Is it or isn’t it? Pentaquark debate heats up

New data from the Department of Energy’s Jefferson Lab shows the pentaquark doesn’t appear in one place it was expected. The result contradicts earlier findings in this same region and adds to the controversy over whether research groups from around the world have caught a glimpse of the so-called pentaquark, a particle built of five quarks.

Researchers in Jefferson Lab’s CEBAF Large Acceptance Spectrometer (CLAS) collaboration took data with a high energy photon beam on a liquid hydrogen target. In a similar experiment conducted by the SAPHIR collaboration at the ELectron Stretcher Accelerator (ELSA) in Bonn, Germany, a signal revealing a pentaquark was observed. However, the Jefferson Lab team, whose data contained two orders of magnitude better statistics, found no evidence of the pentaquark. Raffaella De Vita, a staff scientist at Italy’s Istituto Nazionale di Fisica Nucleare in Genova and a Jefferson Lab CLAS collaboration member, presented the preliminary results in a post-deadline talk at the American Physical Society’s (APS) April Meeting, Session B4 on April 16.

What the Jefferson Lab CLAS collaboration data shows is that in this particular channel there is no pentaquark at a level of precision at least 50 times higher than the published SAPHIR result. The CLAS researchers in this analysis will take another round of data in 2006 to look for the pentaquark in a different channel and at higher energies.

Jefferson Lab researchers are currently in the midst of several dedicated hunts for the pentaquark, including an experiment repeating Jefferson Lab’s original pentaquark search with much higher statistics.
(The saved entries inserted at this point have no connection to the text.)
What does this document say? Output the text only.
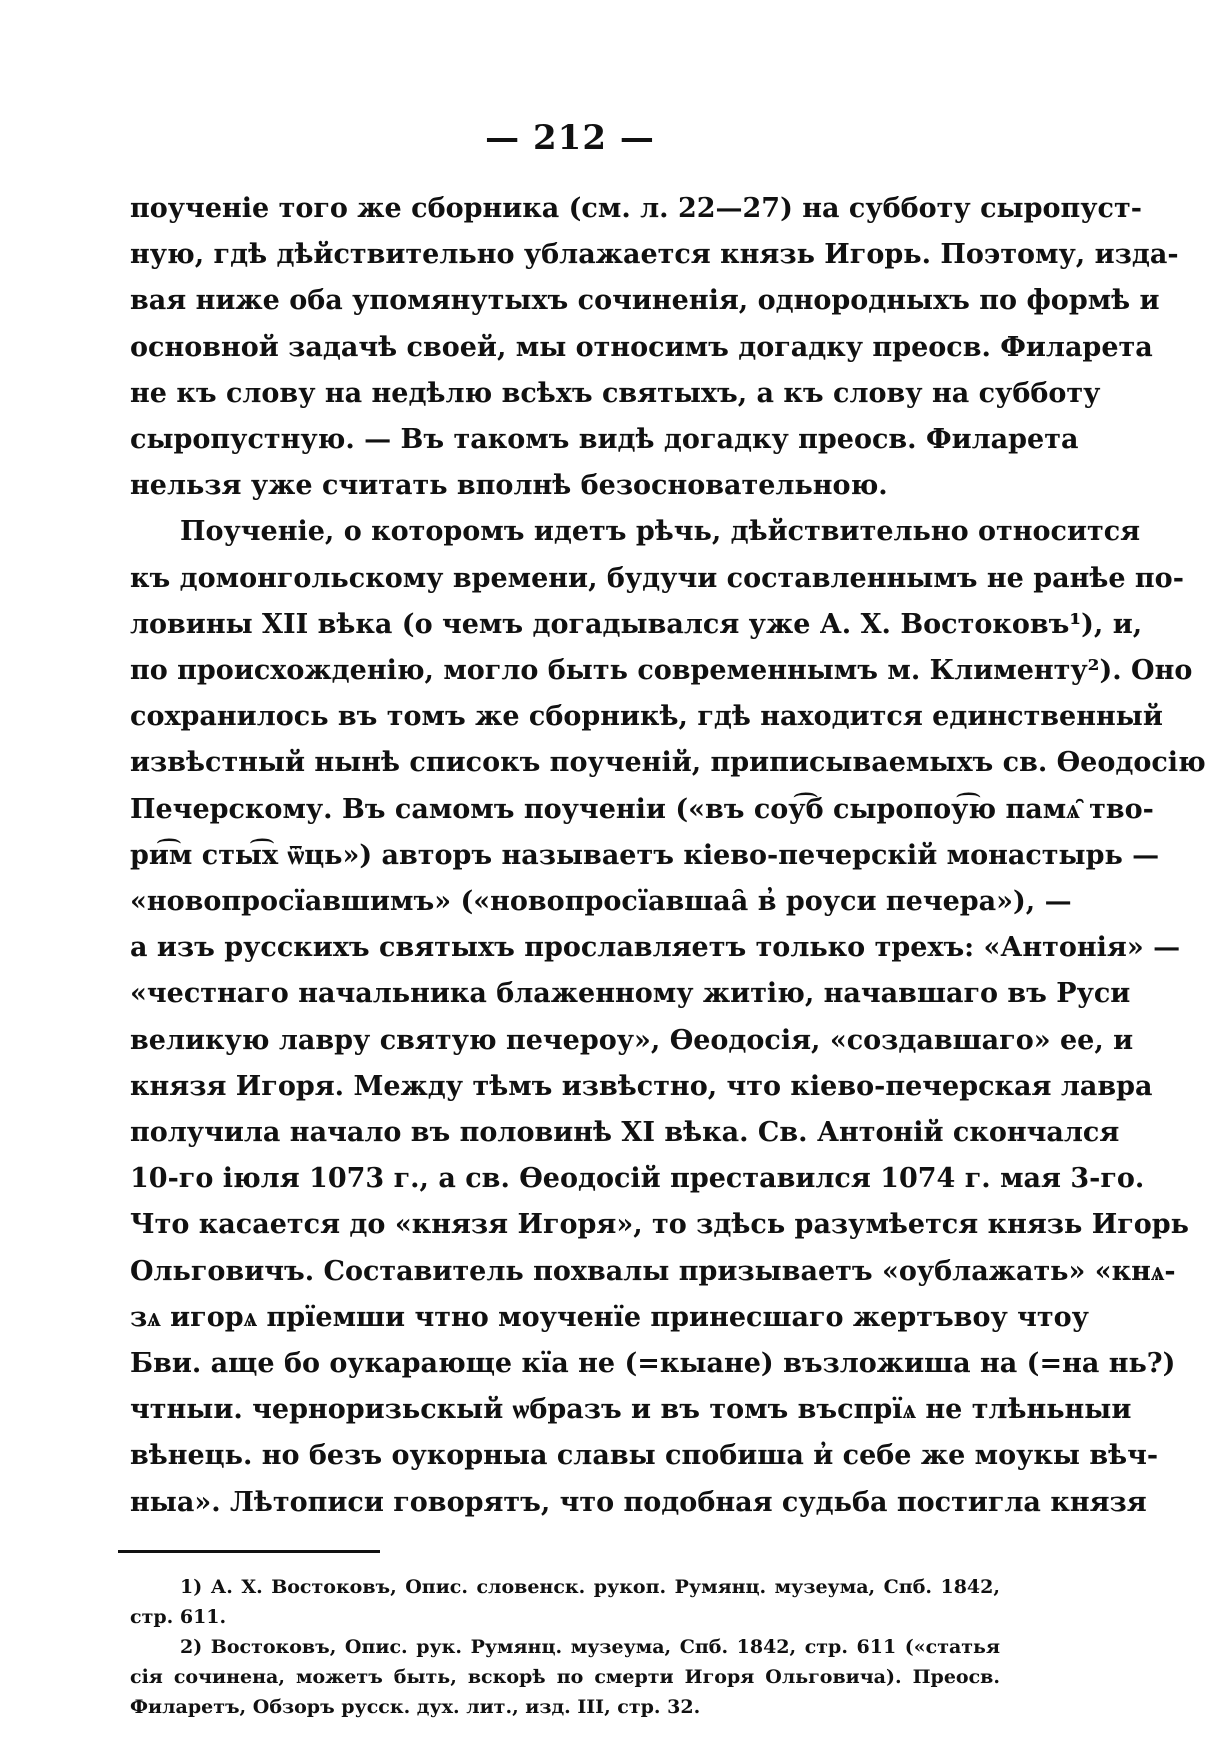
— 212 —

поученіе того же сборника (см. л. 22—27) на субботу сыропуст-
ную, гдѣ дѣйствительно ублажается князь Игорь. Поэтому, изда-
вая ниже оба упомянутыхъ сочиненія, однородныхъ по формѣ и
основной задачѣ своей, мы относимъ догадку преосв. Филарета
не къ слову на недѣлю всѣхъ святыхъ, а къ слову на субботу
сыропустную. — Въ такомъ видѣ догадку преосв. Филарета
нельзя уже считать вполнѣ безосновательною.

Поученіе, о которомъ идетъ рѣчь, дѣйствительно относится
къ домонгольскому времени, будучи составленнымъ не ранѣе по-
ловины XII вѣка (о чемъ догадывался уже А. Х. Востоковъ¹), и,
по происхожденію, могло быть современнымъ м. Клименту²). Оно
сохранилось въ томъ же сборникѣ, гдѣ находится единственный
извѣстный нынѣ списокъ поученій, приписываемыхъ св. Ѳеодосію
Печерскому. Въ самомъ поученіи («въ соу͡б сыропоу͡ю памѧ̑ тво-
ри͡м сты͡х ѿць») авторъ называетъ кіево-печерскій монастырь —
«новопросїавшимъ» («новопросїавшаа̑ в̓ роуси печера»), —
а изъ русскихъ святыхъ прославляетъ только трехъ: «Антонія» —
«честнаго начальника блаженному житію, начавшаго въ Руси
великую лавру святую печероу», Ѳеодосія, «создавшаго» ее, и
князя Игоря. Между тѣмъ извѣстно, что кіево-печерская лавра
получила начало въ половинѣ XI вѣка. Св. Антоній скончался
10-го іюля 1073 г., а св. Ѳеодосій преставился 1074 г. мая 3-го.
Что касается до «князя Игоря», то здѣсь разумѣется князь Игорь
Ольговичъ. Составитель похвалы призываетъ «оублажать» «кнѧ-
зѧ игорѧ прїемши чтно моученїе принесшаго жертъвоу чтоу
Бви. аще бо оукарающе кїа не (=кыане) възложиша на (=на нь?)
чтныи. черноризьскый ѡбразъ и въ томъ въспрїѧ не тлѣньныи
вѣнець. но безъ оукорныа славы спобиша и̓ себе же моукы вѣч-
ныа». Лѣтописи говорятъ, что подобная судьба постигла князя

1) А. Х. Востоковъ, Опис. словенск. рукоп. Румянц. музеума, Спб. 1842,
стр. 611.
2) Востоковъ, Опис. рук. Румянц. музеума, Спб. 1842, стр. 611 («статья
сія сочинена, можетъ быть, вскорѣ по смерти Игоря Ольговича). Преосв.
Филаретъ, Обзоръ русск. дух. лит., изд. III, стр. 32.
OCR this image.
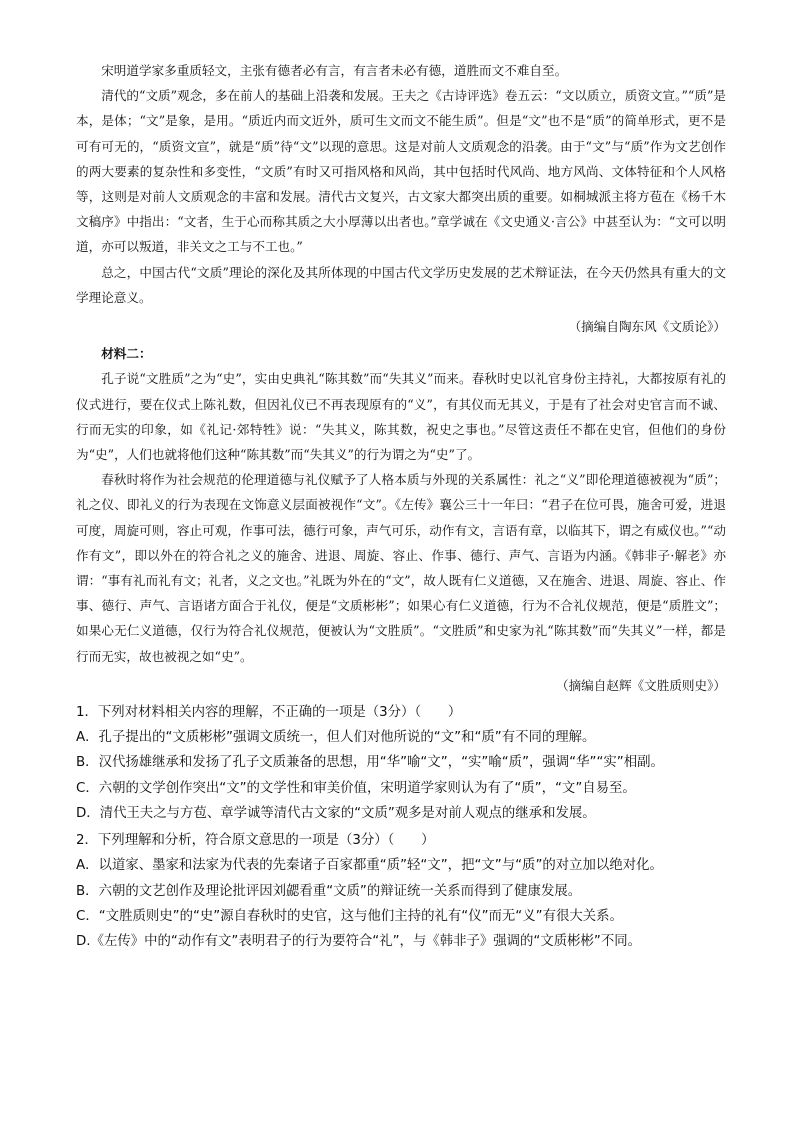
宋明道学家多重质轻文，主张有德者必有言，有言者未必有德，道胜而文不难自至。

清代的“文质”观念，多在前人的基础上沿袭和发展。王夫之《古诗评选》卷五云：“文以质立，质资文宣。”“质”是本，是体；“文”是象，是用。“质近内而文近外，质可生文而文不能生质”。但是“文”也不是“质”的简单形式，更不是可有可无的，“质资文宣”，就是“质”待“文”以现的意思。这是对前人文质观念的沿袭。由于“文”与“质”作为文艺创作的两大要素的复杂性和多变性，“文质”有时又可指风格和风尚，其中包括时代风尚、地方风尚、文体特征和个人风格等，这则是对前人文质观念的丰富和发展。清代古文复兴，古文家大都突出质的重要。如桐城派主将方苞在《杨千木文稿序》中指出：“文者，生于心而称其质之大小厚薄以出者也。”章学诚在《文史通义·言公》中甚至认为：“文可以明道，亦可以叛道，非关文之工与不工也。”

总之，中国古代“文质”理论的深化及其所体现的中国古代文学历史发展的艺术辩证法，在今天仍然具有重大的文学理论意义。

（摘编自陶东风《文质论》）

材料二：

孔子说“文胜质”之为“史”，实由史典礼“陈其数”而“失其义”而来。春秋时史以礼官身份主持礼，大都按原有礼的仪式进行，要在仪式上陈礼数，但因礼仪已不再表现原有的“义”，有其仪而无其义，于是有了社会对史官言而不诚、行而无实的印象，如《礼记·郊特牲》说：“失其义，陈其数，祝史之事也。”尽管这责任不都在史官，但他们的身份为“史”，人们也就将他们这种“陈其数”而“失其义”的行为谓之为“史”了。

春秋时将作为社会规范的伦理道德与礼仪赋予了人格本质与外现的关系属性：礼之“义”即伦理道德被视为“质”；礼之仪、即礼义的行为表现在文饰意义层面被视作“文”。《左传》襄公三十一年曰：“君子在位可畏，施舍可爱，进退可度，周旋可则，容止可观，作事可法，德行可象，声气可乐，动作有文，言语有章，以临其下，谓之有威仪也。”“动作有文”，即以外在的符合礼之义的施舍、进退、周旋、容止、作事、德行、声气、言语为内涵。《韩非子·解老》亦谓：“事有礼而礼有文；礼者，义之文也。”礼既为外在的“文”，故人既有仁义道德，又在施舍、进退、周旋、容止、作事、德行、声气、言语诸方面合于礼仪，便是“文质彬彬”；如果心有仁义道德，行为不合礼仪规范，便是“质胜文”；如果心无仁义道德，仅行为符合礼仪规范，便被认为“文胜质”。“文胜质”和史家为礼“陈其数”而“失其义”一样，都是行而无实，故也被视之如“史”。

（摘编自赵辉《文胜质则史》）

1．下列对材料相关内容的理解，不正确的一项是（3分）（　　）

A．孔子提出的“文质彬彬”强调文质统一，但人们对他所说的“文”和“质”有不同的理解。

B．汉代扬雄继承和发扬了孔子文质兼备的思想，用“华”喻“文”，“实”喻“质”，强调“华”“实”相副。

C．六朝的文学创作突出“文”的文学性和审美价值，宋明道学家则认为有了“质”，“文”自易至。

D．清代王夫之与方苞、章学诚等清代古文家的“文质”观多是对前人观点的继承和发展。

2．下列理解和分析，符合原文意思的一项是（3分）（　　）

A．以道家、墨家和法家为代表的先秦诸子百家都重“质”轻“文”，把“文”与“质”的对立加以绝对化。

B．六朝的文艺创作及理论批评因刘勰看重“文质”的辩证统一关系而得到了健康发展。

C．“文胜质则史”的“史”源自春秋时的史官，这与他们主持的礼有“仪”而无“义”有很大关系。

D.《左传》中的“动作有文”表明君子的行为要符合“礼”，与《韩非子》强调的“文质彬彬”不同。
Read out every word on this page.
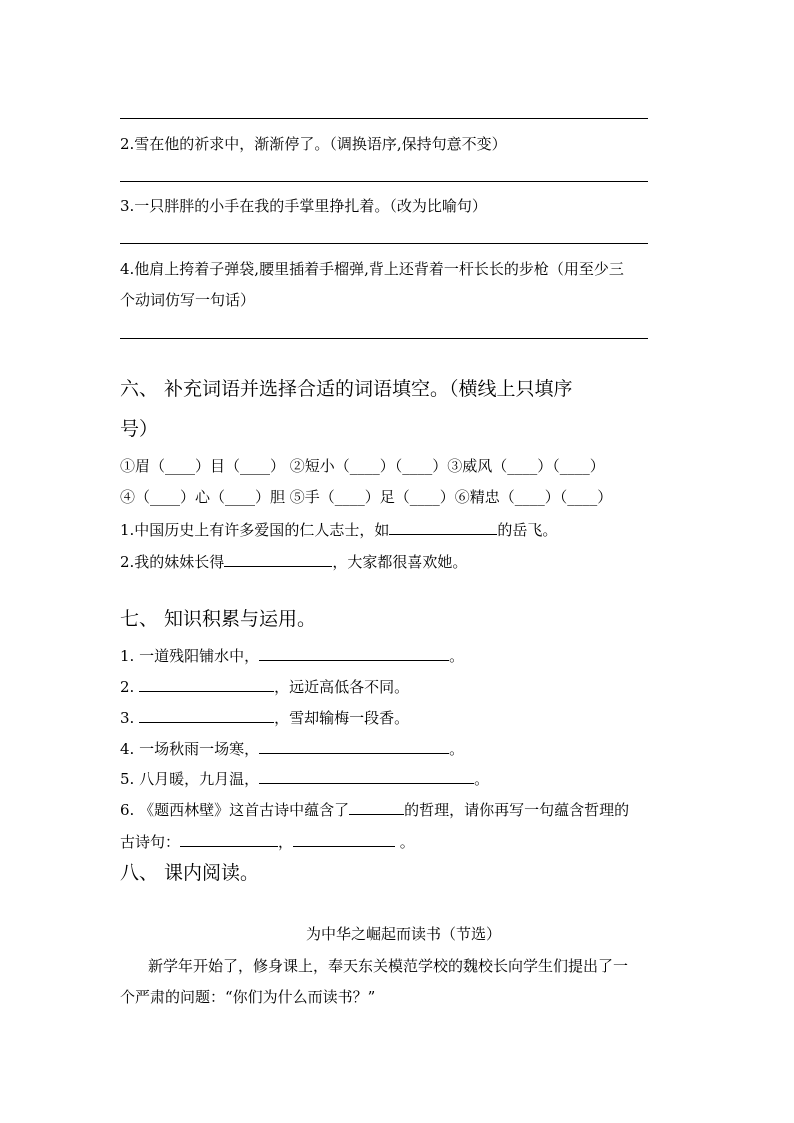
2.雪在他的祈求中，渐渐停了。（调换语序,保持句意不变）
3.一只胖胖的小手在我的手掌里挣扎着。（改为比喻句）
4.他肩上挎着子弹袋,腰里插着手榴弹,背上还背着一杆长长的步枪（用至少三
个动词仿写一句话）
六、 补充词语并选择合适的词语填空。（横线上只填序
号）
①眉（____）目（____） ②短小（____）（____）③威风（____）（____）
④（____）心（____）胆 ⑤手（____）足（____）⑥精忠（____）（____）
1.中国历史上有许多爱国的仁人志士，如	的岳飞。
2.我的妹妹长得	，大家都很喜欢她。
七、 知识积累与运用。
1. 一道残阳铺水中，	。
2.	，远近高低各不同。
3.	，雪却输梅一段香。
4. 一场秋雨一场寒，	。
5. 八月暖，九月温，	。
6. 《题西林壁》这首古诗中蕴含了	的哲理，请你再写一句蕴含哲理的
古诗句：	，	。
八、 课内阅读。
为中华之崛起而读书（节选）
新学年开始了，修身课上，奉天东关模范学校的魏校长向学生们提出了一
个严肃的问题：“你们为什么而读书？”
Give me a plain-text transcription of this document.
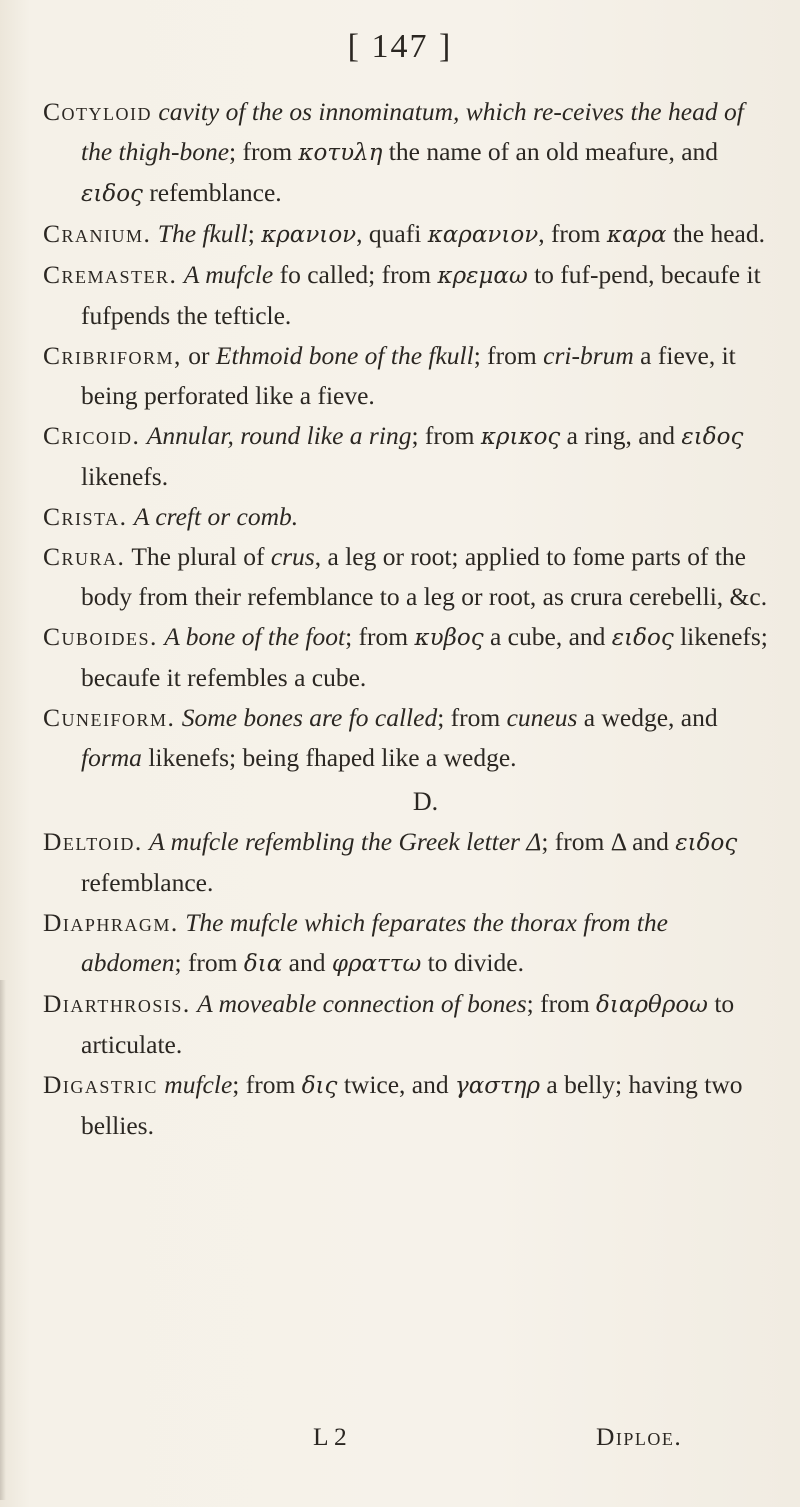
[ 147 ]

Cotyloid cavity of the os innominatum, which re‐ceives the head of the thigh-bone; from κοτυλη the name of an old meafure, and ειδος refemblance.

Cranium. The fkull; κρανιον, quafi καρανιον, from καρα the head.

Cremaster. A mufcle fo called; from κρεμαω to fuf‐pend, becaufe it fufpends the tefticle.

Cribriform, or Ethmoid bone of the fkull; from cri‐brum a fieve, it being perforated like a fieve.

Cricoid. Annular, round like a ring; from κρικος a ring, and ειδος likenefs.

Crista. A creft or comb.

Crura. The plural of crus, a leg or root; applied to fome parts of the body from their refemblance to a leg or root, as crura cerebelli, &c.

Cuboides. A bone of the foot; from κυβος a cube, and ειδος likenefs; becaufe it refembles a cube.

Cuneiform. Some bones are fo called; from cuneus a wedge, and forma likenefs; being fhaped like a wedge.

D.

Deltoid. A mufcle refembling the Greek letter Δ; from Δ and ειδος refemblance.

Diaphragm. The mufcle which feparates the thorax from the abdomen; from δια and φραττω to divide.

Diarthrosis. A moveable connection of bones; from διαρθροω to articulate.

Digastric mufcle; from δις twice, and γαστηρ a belly; having two bellies.

L 2	Diploe.
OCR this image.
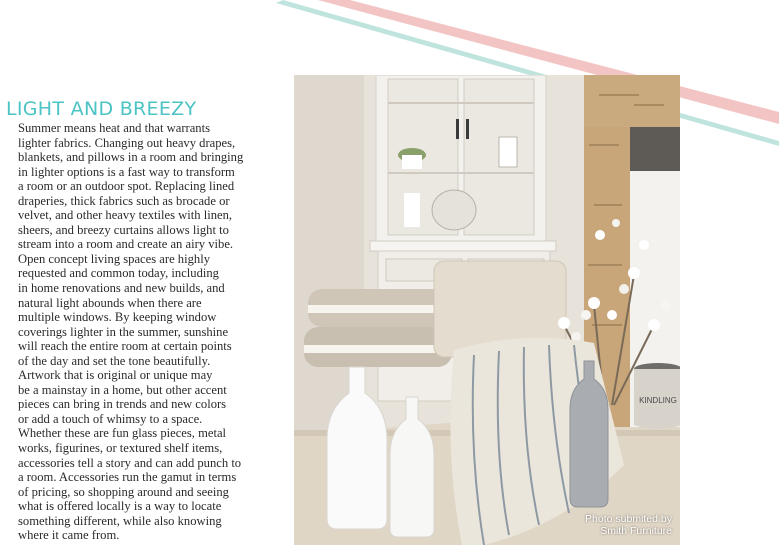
LIGHT AND BREEZY

Summer means heat and that warrants
lighter fabrics. Changing out heavy drapes,
blankets, and pillows in a room and bringing
in lighter options is a fast way to transform
a room or an outdoor spot. Replacing lined
draperies, thick fabrics such as brocade or
velvet, and other heavy textiles with linen,
sheers, and breezy curtains allows light to
stream into a room and create an airy vibe.

Open concept living spaces are highly
requested and common today, including
in home renovations and new builds, and
natural light abounds when there are
multiple windows. By keeping window
coverings lighter in the summer, sunshine
will reach the entire room at certain points
of the day and set the tone beautifully.

Artwork that is original or unique may
be a mainstay in a home, but other accent
pieces can bring in trends and new colors
or add a touch of whimsy to a space.
Whether these are fun glass pieces, metal
works, figurines, or textured shelf items,
accessories tell a story and can add punch to
a room. Accessories run the gamut in terms
of pricing, so shopping around and seeing
what is offered locally is a way to locate
something different, while also knowing
where it came from.

KINDLING
Photo submited by
Smith Furniture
That data is still being analyzed, and researchers expect to present the results later this year.

The first pentaquark sighting was announced by SPring-8 researchers in the spring of 2003, and the same year, Jefferson Lab, ITEP and ELSA researchers announced that they, too, may have spotted tantalizing hints of the particle in data previously taken in other experiments. For instance, the SAPHIR collaboration’s evidence of the Theta-plus pentaquark came from data they took in 1997/98 and indicated a pentaquark mass of 1540 MeV (million electron volts). Several experiments since then have backed up these early sightings, while others have failed to confirm the sightings.

Most ordinary matter is built of quarks. They’re usually found in twos (as particles called mesons) and threes (as particles called baryons, such as protons and neutrons). While the pentaquark’s five-quark configuration is not forbidden by the theory of the strong interaction, finding one would be the first sighting of an exotic baryon.